I woke up when it was still dark.  I heard voices talking downstairs, which seemed like a very odd thing in our house late at night.  Our bedrooms were upstairs, reached by an enclosed staircase that had a door at the bottom.  I woke Kathy up, and the two of us snuck down the stairs to try to hear what was going on.  Of course, it wasn't the first time we had done this!  When we got to the bottom of the stairs, we pushed the door open a little.  We were so surprised to see that our grandpa and uncle were there, sitting around the dining room table, talking with our mom and dad.  This was so out of the ordinary.  

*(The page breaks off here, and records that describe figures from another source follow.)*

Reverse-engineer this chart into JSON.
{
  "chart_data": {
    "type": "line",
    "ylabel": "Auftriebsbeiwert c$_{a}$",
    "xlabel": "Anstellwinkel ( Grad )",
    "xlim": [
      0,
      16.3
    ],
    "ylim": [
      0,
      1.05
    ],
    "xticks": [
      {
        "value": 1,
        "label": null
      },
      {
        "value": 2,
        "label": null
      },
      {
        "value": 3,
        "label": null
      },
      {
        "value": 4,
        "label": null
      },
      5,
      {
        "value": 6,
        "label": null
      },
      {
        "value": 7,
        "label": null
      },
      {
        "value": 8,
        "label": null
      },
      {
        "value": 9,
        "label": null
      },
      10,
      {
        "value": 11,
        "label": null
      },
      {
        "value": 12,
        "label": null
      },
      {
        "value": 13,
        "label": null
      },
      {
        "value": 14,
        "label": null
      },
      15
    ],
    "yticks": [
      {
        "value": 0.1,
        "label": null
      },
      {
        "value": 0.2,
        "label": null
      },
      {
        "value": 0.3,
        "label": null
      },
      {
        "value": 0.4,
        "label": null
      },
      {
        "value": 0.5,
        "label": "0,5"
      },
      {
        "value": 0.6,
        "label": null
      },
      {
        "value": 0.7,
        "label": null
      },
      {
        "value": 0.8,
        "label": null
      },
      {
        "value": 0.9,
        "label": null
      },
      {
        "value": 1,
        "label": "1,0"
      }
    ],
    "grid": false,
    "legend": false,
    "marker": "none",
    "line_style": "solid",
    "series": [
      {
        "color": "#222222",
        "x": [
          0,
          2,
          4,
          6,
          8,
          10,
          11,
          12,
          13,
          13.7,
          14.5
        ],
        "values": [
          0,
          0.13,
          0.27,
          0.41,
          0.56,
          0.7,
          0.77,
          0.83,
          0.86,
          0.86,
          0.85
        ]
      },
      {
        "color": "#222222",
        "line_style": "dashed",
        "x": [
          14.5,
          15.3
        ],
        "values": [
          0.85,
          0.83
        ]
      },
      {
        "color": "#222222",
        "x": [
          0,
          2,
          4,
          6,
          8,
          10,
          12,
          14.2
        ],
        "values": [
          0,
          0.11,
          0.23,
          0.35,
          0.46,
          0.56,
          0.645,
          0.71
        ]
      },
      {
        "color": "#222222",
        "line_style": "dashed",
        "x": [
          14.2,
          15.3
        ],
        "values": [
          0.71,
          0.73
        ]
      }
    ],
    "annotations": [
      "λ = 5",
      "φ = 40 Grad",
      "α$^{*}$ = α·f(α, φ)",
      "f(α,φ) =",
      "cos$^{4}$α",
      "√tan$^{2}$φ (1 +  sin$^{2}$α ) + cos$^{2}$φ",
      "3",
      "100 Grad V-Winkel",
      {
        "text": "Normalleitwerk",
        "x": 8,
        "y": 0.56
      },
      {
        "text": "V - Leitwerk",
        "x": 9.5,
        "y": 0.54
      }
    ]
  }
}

We were spotted, and our mom came and got us.  We sat on that turquoise couch, and she told us that Dawn had died.  Dawn had died?  This did not make sense.  What?

Most of what happened after that is a blur of relatives, food, friends, and tears.  

What also happened after that changed my outlook on life.  My mother would not let us wear black to Dawn's funeral.  She told us that Dawn was in heaven, she was an angel, and that was wonderful.  We should celebrate her life.  She told us that being sad was only being sad for ourselves, that we should look outside ourselves for the good.  Dawn was always a real presence in my mom's life.  She didn't talk about it a lot, but if the subject came up, our mom told us that Dawn is just always with her.  We followed my mom's coping with this tragedy in the way students follow their favorite teacher.  We noticed everything.  We noticed that her faith in God - which had always been important - became more important.  She kept a brave face, and my sister and I never felt deserted by her.  She valued us. 

Through my life these lessons have come back to me so many times.  Grief is for ourselves, and we should look outside for the joy.  Put on your brave face and deal with your problems.  Never ignore the joy that is right in front of you.